Mudanças climáticas ganham relevância na percepção pública, mas perdem espaço para temas urgentes

Mudanças climáticas ganham relevância na percepção pública, mas perdem espaço para temas urgentes

Um levantamento recente realizado com 1.800 brasileiros revela um paradoxo na agenda nacional: embora a grande maioria da população reconheça a gravidade das mudanças climáticas, o tema ainda luta para ocupar o topo das prioridades eleitorais. Segundo os dados, 91% dos entrevistados consideram essenciais as medidas de preservação ambiental, mas questões imediatas como segurança pública, custo de vida e saúde dominam as preocupações cotidianas dos cidadãos.

Desafios das mudanças climáticas na agenda política

A pesquisa “Clima e meio ambiente na percepção dos brasileiros”, conduzida pela Ipsos a pedido do Observatório do Clima, aponta que a segurança pública é a principal inquietação para 49% dos brasileiros. Na sequência, aparecem o aumento do custo de vida (41%), a violência contra mulheres (36%) e a qualidade da saúde pública (34%). As questões ambientais ocupam a nona posição, sendo citadas por 19% dos participantes.

Apesar da posição secundária no ranking de urgências, o desejo por compromissos políticos é claro. Para 62% dos entrevistados, é fundamental que os candidatos às eleições de 2026 apresentem propostas concretas para o enfrentamento da crise ambiental. A percepção de que o fenômeno afeta o dia a dia é compartilhada por 85% dos brasileiros, que associam o clima a eventos extremos como secas, chuvas intensas e ondas de calor.

Percepção de responsabilidade e dever governamental

O levantamento destaca que 90% da população considera vital que o governo priorize a proteção ambiental em suas políticas públicas. Existe um consenso de que a responsabilidade pela liderança dessa transformação recai sobre o governo federal, embora 67% dos entrevistados também apontem empresas e indústrias como atores com maior peso na mitigação dos danos do que o cidadão comum.

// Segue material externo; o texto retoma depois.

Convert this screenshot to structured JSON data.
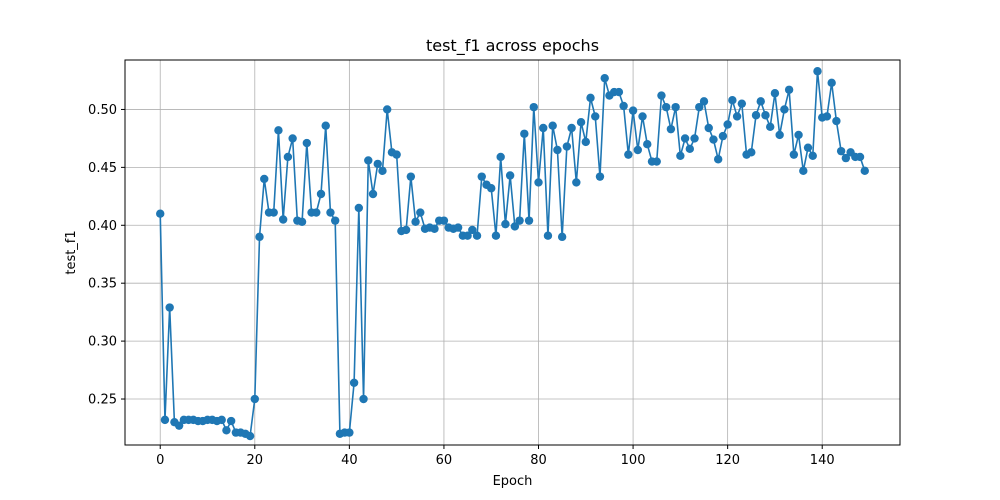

A visão sobre a atuação dos setores é majoritariamente negativa. Tanto o governo, quanto o setor privado e a sociedade em geral receberam avaliações críticas sobre sua contribuição para o meio ambiente. Esse cenário é interpretado como um déficit sistêmico, onde a população sente que os esforços atuais são insuficientes para conter o aquecimento global e seus efeitos colaterais.

Conscientização e futuro das normas ambientais

A consciência sobre as causas das alterações climáticas é expressiva, com 58% dos brasileiros atribuindo o problema diretamente à atividade humana. Além disso, há uma resistência clara à flexibilização das leis de proteção: 43% dos entrevistados defendem que os investimentos devem se adaptar rigorosamente às normas vigentes, rejeitando qualquer retrocesso na legislação ambiental.

Especialistas alertam que a lacuna entre a preocupação popular e a oferta política é um risco. Marcio Astrini, secretário executivo do Observatório do Clima, aponta que muitos planos de governo são insuficientes ou inexistentes. A expectativa é que o eleitorado passe a exigir compromissos reais, evitando a ascensão de figuras que negligenciam a crise climática em seus programas de gestão.